Philadelphia Phillie pitcher curt schilling has a warning for a visitor entering the Phillie clubhouse: "Be careful, the animals are out of their cages." Bare-chested first baseman John Kruk is posing like a bodybuilder. The bullpen closer, Mitch (Wild Thing) Williams, is eating a brick-sized burrito at 9:30 a.m. with a shirtsleeve pulled tightly over his head. (Don't ask.) Reliever Larry Andersen greets the visitor with a belch that sounds like a chain saw and then offers these words of wisdom: "If the world is insane and I'm insane, then I'm normal. If this team is insane and I'm insane, then I'm normal."
No, Larry, you're not normal. Neither are Krukie, Mikey, Bubba, Dude and the rest of the Phillies. Theirs is the wildest, funniest, crudest clubhouse in the big leagues, inhabited by a long-haired, unshaven group of recalcitrants, renegades and rejects. "You can't get on this club without a letter from a psychiatrist," says Schilling. "We're 25 B horror movies—we all have a dark side. But when those lights go on, we go out and play."
Do they ever. Through Sunday the Phillies had the best record (18-6) in the majors and a 4½-game lead in the National League East. Their start has been both impressive and improbable. In winning five of seven games last week, they had two amazing, game-saving defensive plays and one miraculous comeback. Says Andersen, "It's a team of destiny, of fate."
And talent. Philadelphia has a rotation of five hard throwers (Terry Mulholland, Schilling, Danny Jackson, Tommy Greene and Ben Rivera), an explosive offense featuring the best 3-4-5 hitters in the division (Kruk, third baseman Dave Hollins and catcher Darren Daulton), and 25 guys who play hard—or Kruk will kill them.
In recent years other teams have killed the Phils, who finished last in the East in 1992 with a 70-92 record. In fact, over the last nine years, since the Phillies' last National League championship season, in '83, they have been 98 games under .500. Philadelphia is the only franchise in the league that hasn't finished .500 or better in at least one season since '87.
The main reason for the turnaround is simple. For the first time in a long time, Philadelphia is healthy. Injuries—particularly to Daulton and centerfielder Lenny Dykstra—have eaten away at the Phils the last few years. A secondary reason is that over the winter, the front office improved the team's depth by trading for Jackson (2-0), who is throwing better than he has in four years, and signing four free agents: Andersen and outfielders Jim Eisenreich, Pete Incaviglia and Milt Thompson.

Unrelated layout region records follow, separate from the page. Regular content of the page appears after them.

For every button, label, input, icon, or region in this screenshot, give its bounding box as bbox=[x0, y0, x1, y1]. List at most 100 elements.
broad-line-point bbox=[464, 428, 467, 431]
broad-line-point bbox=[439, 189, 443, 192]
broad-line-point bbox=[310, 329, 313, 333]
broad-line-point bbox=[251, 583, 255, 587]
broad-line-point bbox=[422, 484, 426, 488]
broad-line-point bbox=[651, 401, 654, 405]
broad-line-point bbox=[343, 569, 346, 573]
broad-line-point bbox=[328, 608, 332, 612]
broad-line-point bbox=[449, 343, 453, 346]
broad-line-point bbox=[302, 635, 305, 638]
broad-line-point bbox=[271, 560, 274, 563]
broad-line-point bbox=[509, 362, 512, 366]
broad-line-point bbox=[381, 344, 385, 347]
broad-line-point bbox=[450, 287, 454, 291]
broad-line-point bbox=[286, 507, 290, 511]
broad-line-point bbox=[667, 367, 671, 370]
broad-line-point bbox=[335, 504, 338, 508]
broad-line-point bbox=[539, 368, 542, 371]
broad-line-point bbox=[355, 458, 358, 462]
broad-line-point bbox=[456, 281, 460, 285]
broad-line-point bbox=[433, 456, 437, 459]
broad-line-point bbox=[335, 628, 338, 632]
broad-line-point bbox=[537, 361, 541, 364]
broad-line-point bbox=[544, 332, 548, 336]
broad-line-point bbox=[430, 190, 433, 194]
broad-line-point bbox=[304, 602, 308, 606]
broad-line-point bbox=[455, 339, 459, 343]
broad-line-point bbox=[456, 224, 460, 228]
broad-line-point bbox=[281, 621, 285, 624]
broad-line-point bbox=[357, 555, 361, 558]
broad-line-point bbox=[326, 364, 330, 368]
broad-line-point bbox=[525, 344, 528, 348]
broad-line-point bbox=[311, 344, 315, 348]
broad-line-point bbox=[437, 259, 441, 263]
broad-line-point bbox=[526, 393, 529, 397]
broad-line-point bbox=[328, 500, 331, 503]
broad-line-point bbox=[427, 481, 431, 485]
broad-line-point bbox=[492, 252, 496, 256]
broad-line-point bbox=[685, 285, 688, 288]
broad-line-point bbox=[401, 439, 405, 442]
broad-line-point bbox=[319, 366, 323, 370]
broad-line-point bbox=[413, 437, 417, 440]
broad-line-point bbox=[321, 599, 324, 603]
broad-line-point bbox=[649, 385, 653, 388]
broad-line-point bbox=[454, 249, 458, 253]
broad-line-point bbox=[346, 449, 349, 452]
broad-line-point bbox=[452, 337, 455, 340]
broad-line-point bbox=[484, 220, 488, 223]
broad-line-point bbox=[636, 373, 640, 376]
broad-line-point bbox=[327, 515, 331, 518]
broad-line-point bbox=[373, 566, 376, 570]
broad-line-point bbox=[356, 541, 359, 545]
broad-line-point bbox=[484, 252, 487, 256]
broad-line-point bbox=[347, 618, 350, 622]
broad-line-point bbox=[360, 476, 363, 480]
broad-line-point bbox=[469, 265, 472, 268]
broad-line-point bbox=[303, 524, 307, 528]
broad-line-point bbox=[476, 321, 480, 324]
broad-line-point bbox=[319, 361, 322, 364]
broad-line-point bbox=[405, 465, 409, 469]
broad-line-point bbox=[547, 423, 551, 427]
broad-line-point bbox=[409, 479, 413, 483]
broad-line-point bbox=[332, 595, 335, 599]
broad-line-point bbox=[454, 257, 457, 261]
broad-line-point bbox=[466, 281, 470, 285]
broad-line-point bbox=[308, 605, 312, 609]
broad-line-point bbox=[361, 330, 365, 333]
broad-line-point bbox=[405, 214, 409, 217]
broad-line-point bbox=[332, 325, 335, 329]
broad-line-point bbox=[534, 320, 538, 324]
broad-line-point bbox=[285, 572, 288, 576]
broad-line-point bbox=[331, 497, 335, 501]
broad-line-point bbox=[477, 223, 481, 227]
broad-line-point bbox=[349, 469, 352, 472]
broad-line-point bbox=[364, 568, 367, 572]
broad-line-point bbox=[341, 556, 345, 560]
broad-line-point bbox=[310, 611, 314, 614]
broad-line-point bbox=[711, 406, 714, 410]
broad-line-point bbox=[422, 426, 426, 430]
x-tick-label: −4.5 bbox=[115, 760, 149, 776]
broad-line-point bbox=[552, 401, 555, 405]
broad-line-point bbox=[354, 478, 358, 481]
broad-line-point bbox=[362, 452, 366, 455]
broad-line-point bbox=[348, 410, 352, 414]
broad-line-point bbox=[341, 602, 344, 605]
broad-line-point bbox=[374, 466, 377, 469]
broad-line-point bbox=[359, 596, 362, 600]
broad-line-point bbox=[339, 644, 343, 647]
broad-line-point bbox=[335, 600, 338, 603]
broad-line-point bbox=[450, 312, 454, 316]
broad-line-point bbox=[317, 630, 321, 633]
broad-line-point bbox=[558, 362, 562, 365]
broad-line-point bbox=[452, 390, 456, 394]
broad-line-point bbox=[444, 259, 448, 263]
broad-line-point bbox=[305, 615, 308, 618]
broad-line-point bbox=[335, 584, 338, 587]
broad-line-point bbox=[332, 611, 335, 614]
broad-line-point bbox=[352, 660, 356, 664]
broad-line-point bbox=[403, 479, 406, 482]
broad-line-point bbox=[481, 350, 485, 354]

None of those four signees were wanted by their old teams—or by many others, for that matter. But the Phillies are a team of castoffs and misfits. "We're throw-backs—guys that the other teams threw back," says Incaviglia. Since being named general manager on June 21, 1988, Lee Thomas has traded for Kruk, Dykstra, outfielder Wes Chamberlain, shortstop Juan Bell and pitchers Schilling, Mulholland, Greene, Rivera, Jackson, Williams, David West and Mark Davis. For those 12, the Phillies gave up only eight players now in the majors, none of whom are major contributors.
"Everyone on this team has struggled at some point in his career, and none of us has lost sight of that," says Andersen. "Everyone will do whatever it takes to win. They say we're crazy, the Barbarians of the Northeast, but once the game starts, we have no fear."
But they do have good cheer. Whereas most major league clubhouses clear out immediately after a game, many of the Phillies hang out in the locker room after games—day or night, home or away—relaxing and talking baseball. On April 21 at Veterans Stadium, the game was called because of rain at 8:30 p.m. At midnight a few Phils were still in the clubhouse. "That's the only place you get to know people," says Kruk.
What exactly do they talk about? Well, there was the April 26 game against the San Francisco Giants in Philadelphia. The Phillies fell behind 8-0 but came back to win 9-8, even though their pitchers issued 14 walks. When the winning run scored in the 10th, the temperature was 35°, the wind was howling, and there were maybe 500 people left in the seats. But the Phillies didn't quit.